I’ve begun to write about applying permaculture design principles not only to gardenspaces, but also to the lives we lead outside of our gardens. The first thing that occurred to me was that people do this all of the time.
Mary Catherine Bateson has spent a good part of her life writing about this: “composing a life” she has called it. Composing a permaculture garden. Composing a life. They go together for me.
In her stories of real people, she tells of those who have moved through different stages of life with trepidation and wonder, with reverence, often in community and interdependence, with compassion and deep observation, creatively composing their lives. She tells her own story too.
That’s a tough act for a woman like me to follow, lost and wandering working class kid, although I certainly understand the duo of trepidation and wonder.
I didn’t so much compose a life as bounce around in a life seeking moments of contentment.
I was born into chaos and spent years trying to understand how to manage it.
I know now you don’t manage chaos. Somehow you flow through it.
Don’t ask me today how that’s done. Maybe it’s one of those things that’s known only in the doing.
Somehow, early in my life I made a choice to navigate in tandem. I suspect I always thought my chances of survival were better that way.

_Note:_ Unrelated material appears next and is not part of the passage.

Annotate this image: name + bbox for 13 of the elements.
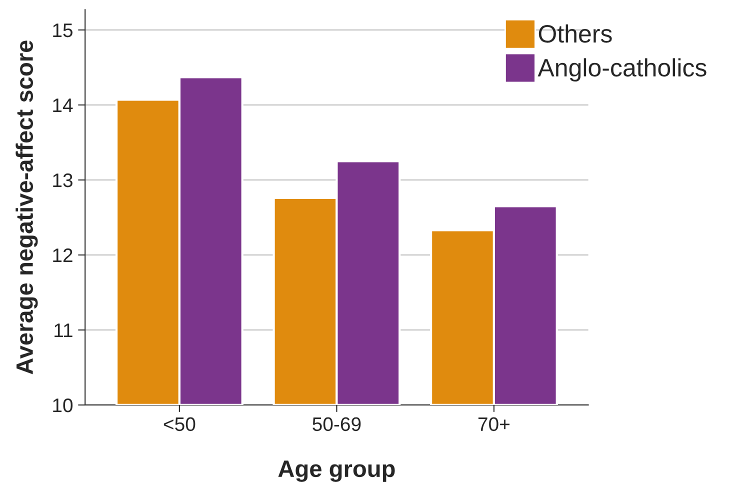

I ended my relationship with my college studies in tandem. I fled Ohio for the West Coast directly after that in tandem.
I searched out a partner after each young breakup, one quite involved and painful. Common law marriage of five years my dad called it. Live-ins we called it.
It would be too simple to say I couldn’t face living alone. It would, believe me.
I did live alone at times but never for long.
I traveled back to Ohio alone and back out to Hermosa Beach in tandem.
I made babies in tandem. And I do not know how that marriage lasted as long as it did. I’m stubborn. Persistent. And willing to live in denial. Was willing to live in denial. Was.
It’s a tiny fraction of my adult life I spent single. And I don’t always feel single, since I live harmoniously enough with any number of my offspring at any given time. But I’m no longer part of a couple the way I have been, in one form or another, since my teens.
Four years ago my personal chaos began to hit a peak. And it all accelerated three years ago.
Sometime in the intervening years, I floated through some kind of narrow strait in the flow and arrived at a spot where I don’t feel the chaos as much as observe it.
Sometimes I know that’s because I’m numb. Sometimes I know it’s because I’m moving along into something new. It’s both. It’s each one at different turns. Your guess is as good as mine.
I’m one of those people who escaped the pain of a difficult divorce through work. Work in the classroom, work on my dissertation (did I ever mention feeling a bit lost after the graduation?), working on research, working in my orchard and gardens, working on writing. Working on figuring out what comes next. Working.
When I begin to ruminate, two things help. Working and vacating. Short vacations with my younger kids are my go-to these days. At least then I can stop working. I call that balance. And for me, you have to trust me here, this is balance. I suppose those are the yin and yang of my life: working the active, driving force and vacating, the quiet, dark moonlit rest.
Over the weekend I began to write about how permaculture principles, for some of us, begin to apply to all of life and not only our gardenspaces when we practice them.
Here they are again:
Observe and interact; catch and store energy; obtain a yield; apply self-regulation and accept feedback; use and value renewable resources and services; produce no wastes; design from patterns to details; integrate rather than segregate; use small and slow solutions; use and value diversity; use edges and value the marginal; creatively use and respond to change.
It got complicated.
I began looking at the origins of agriculture.
I began to do mind maps on spiritual ecology.
And I felt pain.
I began to re-live some parts of my divorce that I’m not sure I want to post here.
I’ve already written them down, so they’re exorcised. Again. That’s a demon that keeps coming around. Begone. For good.
Maybe I’ll rework those thoughts and post them. They connect with permaculture principle #4. We can “apply self-regulation and accept feedback” when we have problem in relationships. We can chose not to do so. You can see where this might go.
You might want to try these:
Bateson, Mary Catherine. (1989). Composing a life. New York: Grove Press.
Bateson, Mary Catherine. (2010). Composing a further life. New York: Knopf.